I have a property on my BaseController called DataContext that holds my LINQ to SQL data context (or fake context for testing). When using a parameterless constructor (in other words, when a request to ASP.NET MVC is made), a new instance of my LINQ to SQL data context is assigned to the property:
public class BaseController : Controller {
public IDataContextWrapper DataContext { get; set; }
public BaseController() : this(new DataContextWrapper<MyDataContext>()) { }
public BaseController(IDataContextWrapper context) {
DataContext = context;
}
}
Also in my BaseController, I set some global ViewData items:
protected override void OnActionExecuting(ActionExecutingContext filterContext) {
ViewData["Example"] = DataContext.Table<Example>().Count();
base.OnActionExecuting(filterContext);
}
This is working fine for almost every action.
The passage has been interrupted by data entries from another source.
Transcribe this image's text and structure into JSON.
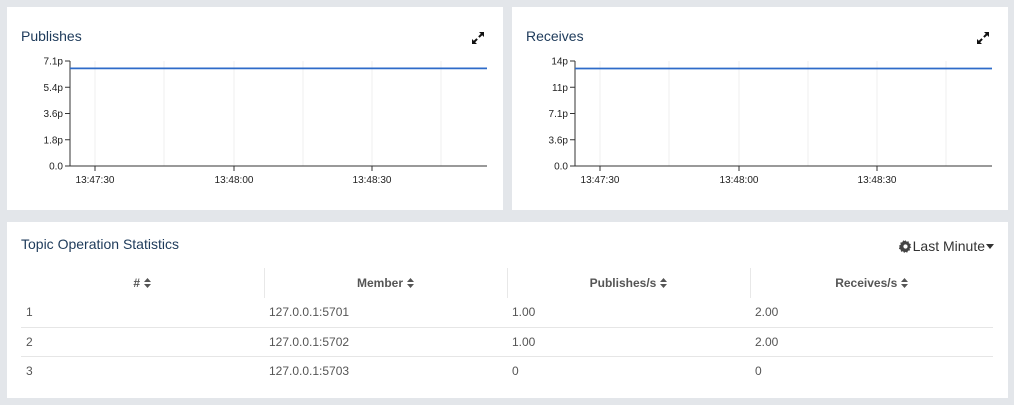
{
  "publishes": {
    "title": "Publishes",
    "chart_data": {
      "type": "line",
      "title": "Publishes",
      "x_ticks": [
        "13:47:30",
        "13:48:00",
        "13:48:30"
      ],
      "y_ticks": [
        "0.0",
        "1.8p",
        "3.6p",
        "5.4p",
        "7.1p"
      ],
      "ylim": [
        0,
        7.1
      ],
      "series": [
        {
          "values": [
            6.6,
            6.6
          ]
        }
      ],
      "line_color": "#2e6bc9"
    }
  },
  "receives": {
    "title": "Receives",
    "chart_data": {
      "type": "line",
      "title": "Receives",
      "x_ticks": [
        "13:47:30",
        "13:48:00",
        "13:48:30"
      ],
      "y_ticks": [
        "0.0",
        "3.6p",
        "7.1p",
        "11p",
        "14p"
      ],
      "ylim": [
        0,
        14
      ],
      "series": [
        {
          "values": [
            13,
            13
          ]
        }
      ],
      "line_color": "#2e6bc9"
    }
  },
  "stats": {
    "title": "Topic Operation Statistics",
    "range_label": "Last Minute",
    "columns": [
      "#",
      "Member",
      "Publishes/s",
      "Receives/s"
    ],
    "rows": [
      [
        "1",
        "127.0.0.1:5701",
        "1.00",
        "2.00"
      ],
      [
        "2",
        "127.0.0.1:5702",
        "1.00",
        "2.00"
      ],
      [
        "3",
        "127.0.0.1:5703",
        "0",
        "0"
      ]
    ]
  },
  "icons": {
    "expand": "expand-icon",
    "gear": "gear-icon",
    "sort": "sort-icon",
    "caret": "caret-down-icon"
  }
}
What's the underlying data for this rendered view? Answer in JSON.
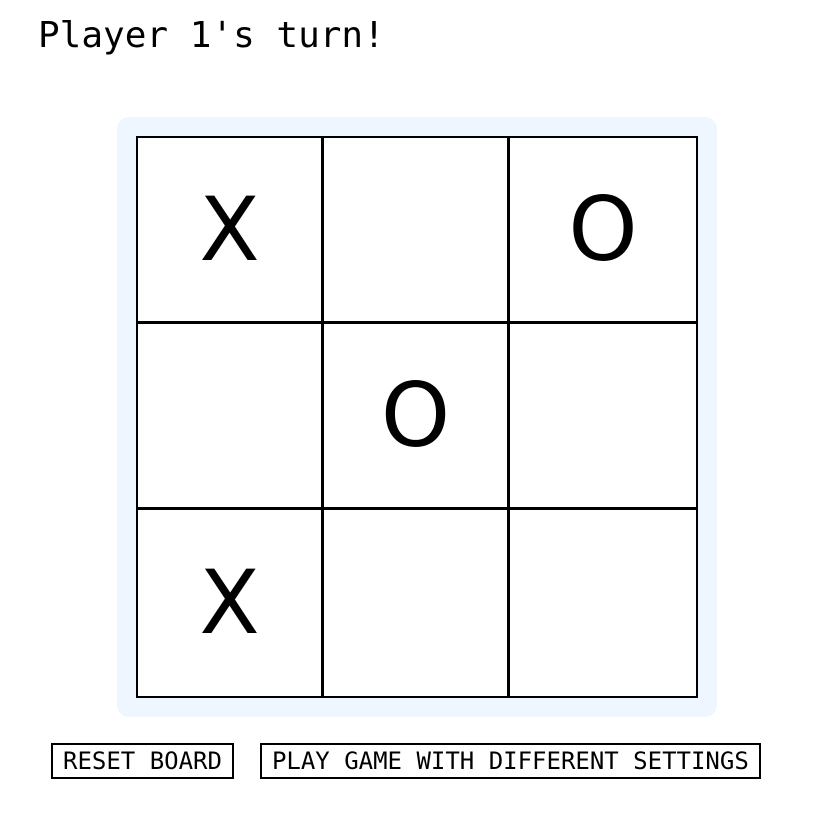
{
  "status": "Player 1's turn!",
  "board": {
    "cells": [
      "X",
      "",
      "O",
      "",
      "O",
      "",
      "X",
      "",
      ""
    ]
  },
  "controls": {
    "reset_label": "RESET BOARD",
    "settings_label": "PLAY GAME WITH DIFFERENT SETTINGS"
  },
  "colors": {
    "board_frame": "#eef6ff",
    "grid_lines": "#000000",
    "background": "#ffffff"
  }
}
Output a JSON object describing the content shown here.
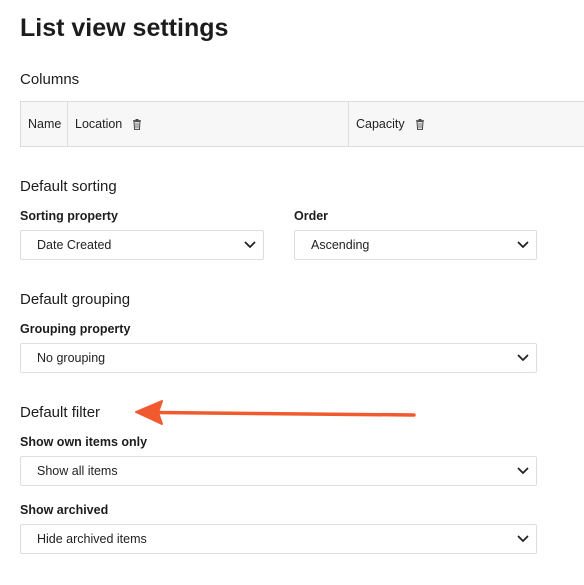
{
  "page": {
    "title": "List view settings"
  },
  "columns": {
    "heading": "Columns",
    "items": [
      {
        "label": "Name",
        "deletable": false
      },
      {
        "label": "Location",
        "deletable": true
      },
      {
        "label": "Capacity",
        "deletable": true
      }
    ]
  },
  "sorting": {
    "heading": "Default sorting",
    "property_label": "Sorting property",
    "property_value": "Date Created",
    "order_label": "Order",
    "order_value": "Ascending"
  },
  "grouping": {
    "heading": "Default grouping",
    "property_label": "Grouping property",
    "property_value": "No grouping"
  },
  "filter": {
    "heading": "Default filter",
    "own_items_label": "Show own items only",
    "own_items_value": "Show all items",
    "archived_label": "Show archived",
    "archived_value": "Hide archived items"
  },
  "colors": {
    "arrow": "#f05a2e"
  }
}
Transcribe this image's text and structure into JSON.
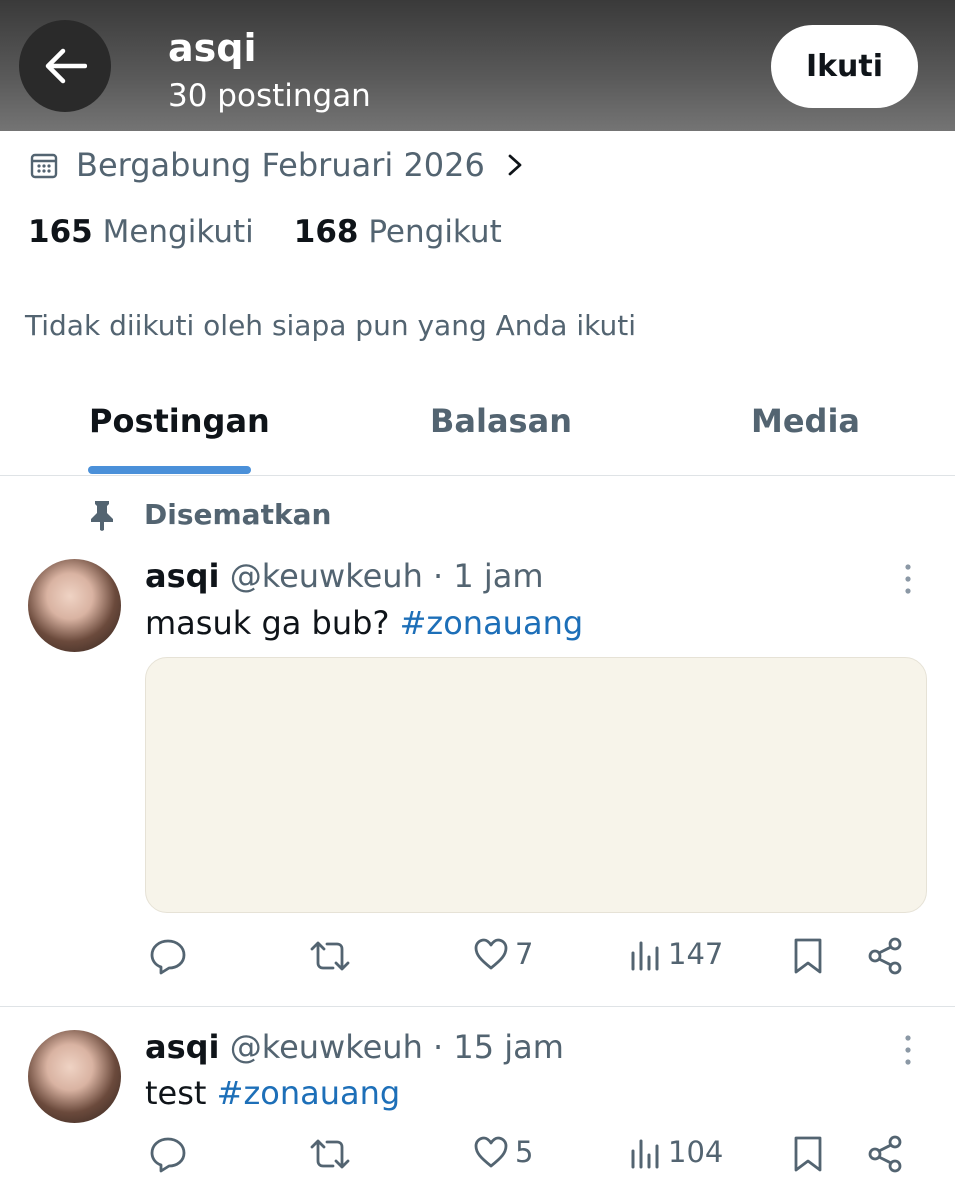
{
  "header": {
    "title": "asqi",
    "subtitle": "30 postingan",
    "follow_label": "Ikuti"
  },
  "profile": {
    "joined": "Bergabung Februari 2026",
    "following_count": "165",
    "following_label": "Mengikuti",
    "followers_count": "168",
    "followers_label": "Pengikut",
    "followed_by_note": "Tidak diikuti oleh siapa pun yang Anda ikuti"
  },
  "tabs": [
    {
      "label": "Postingan",
      "active": true
    },
    {
      "label": "Balasan",
      "active": false
    },
    {
      "label": "Media",
      "active": false
    }
  ],
  "pinned_label": "Disematkan",
  "posts": [
    {
      "name": "asqi",
      "handle_time": "@keuwkeuh · 1 jam",
      "text": "masuk ga bub?",
      "hashtag": "#zonauang",
      "likes": "7",
      "views": "147"
    },
    {
      "name": "asqi",
      "handle_time": "@keuwkeuh · 15 jam",
      "text": "test",
      "hashtag": "#zonauang",
      "likes": "5",
      "views": "104"
    }
  ],
  "icons": {
    "back": "arrow-left-icon",
    "calendar": "calendar-icon",
    "chevron": "chevron-right-icon",
    "pin": "pin-icon",
    "more": "more-vertical-icon",
    "reply": "reply-icon",
    "retweet": "retweet-icon",
    "like": "heart-icon",
    "views": "views-icon",
    "bookmark": "bookmark-icon",
    "share": "share-icon"
  },
  "colors": {
    "accent": "#4a90d9",
    "hashtag": "#1d6fb8",
    "secondary_text": "#536471"
  }
}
The only one that doesn't work is the Logout action on my AccountController:
public ActionResult Logout() {
FormsAuth.SignOut();
return RedirectToResult("Login");
}
This raises a NullReferenceException during BaseController.OnActionExecuting. When executing that particular action, the DataContext property is null.
Why would this only occur on one action?
Note: IDataContextWrapper and DataContextWrapper simply wraps the existing functionality of the LINQ to SQL DataContext object so that it can be replaced with a fake context in unit tests. It doesn't do any disposing on its own, but leaves it up to the underlying DataContext, so I'm pretty certain that's not the problem.